One coffee later, Chris Young used physical cardboard boxes to represent ARPANET nodes as he gave a peripatetic description of ARPANET's founding. As an advocate of paper tools in teams I got why he did that - although it did not stop me asking him to be explicit about it. It showed how damned hard some of the basic infrastructure was to set up in that era. Even doing it with paper and string probably took longer than some whole applications take to set up in AWS today. What was also interesting was how remote management and regular releases, as well as measurement interfaces being built into routers allowed the ARPANET to evolve quickly into the Internet we know today.

I regret that John Allspaw's talk was compressed into Dave Farley's slot due to snow forecast for New York.

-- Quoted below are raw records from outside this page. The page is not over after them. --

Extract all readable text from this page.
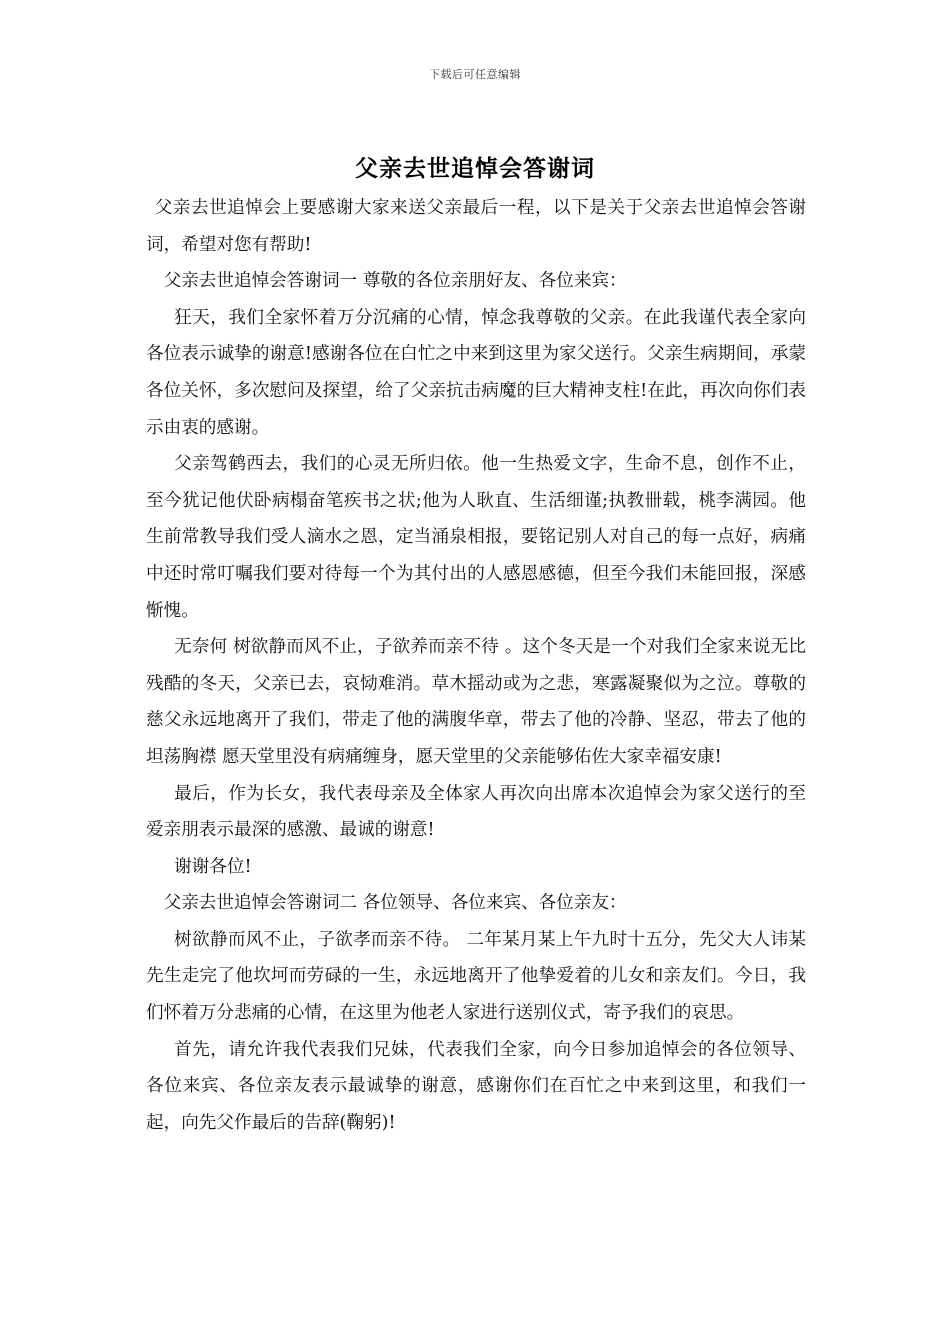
下载后可任意编辑
父亲去世追悼会答谢词

父亲去世追悼会上要感谢大家来送父亲最后一程，以下是关于父亲去世追悼会答谢词，希望对您有帮助!

父亲去世追悼会答谢词一 尊敬的各位亲朋好友、各位来宾：

狂天，我们全家怀着万分沉痛的心情，悼念我尊敬的父亲。在此我谨代表全家向各位表示诚挚的谢意!感谢各位在白忙之中来到这里为家父送行。父亲生病期间，承蒙各位关怀，多次慰问及探望，给了父亲抗击病魔的巨大精神支柱!在此，再次向你们表示由衷的感谢。

父亲驾鹤西去，我们的心灵无所归依。他一生热爱文字，生命不息，创作不止，至今犹记他伏卧病榻奋笔疾书之状;他为人耿直、生活细谨;执教卌载，桃李满园。他生前常教导我们受人滴水之恩，定当涌泉相报，要铭记别人对自己的每一点好，病痛中还时常叮嘱我们要对待每一个为其付出的人感恩感德，但至今我们未能回报，深感惭愧。

无奈何 树欲静而风不止，子欲养而亲不待 。这个冬天是一个对我们全家来说无比残酷的冬天，父亲已去，哀恸难消。草木摇动或为之悲，寒露凝聚似为之泣。尊敬的慈父永远地离开了我们，带走了他的满腹华章，带去了他的冷静、坚忍，带去了他的坦荡胸襟 愿天堂里没有病痛缠身，愿天堂里的父亲能够佑佐大家幸福安康!

最后，作为长女，我代表母亲及全体家人再次向出席本次追悼会为家父送行的至爱亲朋表示最深的感激、最诚的谢意!

谢谢各位!

父亲去世追悼会答谢词二 各位领导、各位来宾、各位亲友：

树欲静而风不止，子欲孝而亲不待。 二年某月某上午九时十五分，先父大人讳某先生走完了他坎坷而劳碌的一生，永远地离开了他挚爱着的儿女和亲友们。今日，我们怀着万分悲痛的心情，在这里为他老人家进行送别仪式，寄予我们的哀思。

首先，请允许我代表我们兄妹，代表我们全家，向今日参加追悼会的各位领导、各位来宾、各位亲友表示最诚挚的谢意，感谢你们在百忙之中来到这里，和我们一起，向先父作最后的告辞(鞠躬)!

John's talk was intended to join together the community of intellectuals focused on Continuous Delivery with the community of intellectuals focused on critical systems safety (aeroplanes, surgical procedure, nuclear plants were some of the example domains). Apparently the Resilience Engineering community (to give it it's name) were very impressed with the thinking around CD as a source of necessary adaptive capacity to ensure systems kept working. Allspaw also argued that we should appreciate the best of the insights from Resilience Engineering. The consequences if we don't may extend to poverty and death, in the short term, or choking regulation in the long term. If there is one thing I don't like the sound of then it is choking regulation - a source of more poverty and death than any single outage ever could be. I regret that anyone has the power to threaten that, but accept that threat is real. After all, people have been talking about licencing programmers for more than a decade. Scary stuff.

Dave Farley managed to use all of John Allspaw's time and then-some to offer up a menu of options for making pipelines go faster. Much of the menu will be familiar to pipeline people and computer scientists more generally, but his insights into where to prioritise and what timescales were to be accepted were interesting, as were his stories about what happens to team dynamics when pipelines are sped up and feedback is available multiple times a day.

So, plenty to chew over. And a tiring and busy day. I'm delighted to hear that PIPELINE are considering a second day in the program for 2019. I think they are going to need a bigger boat.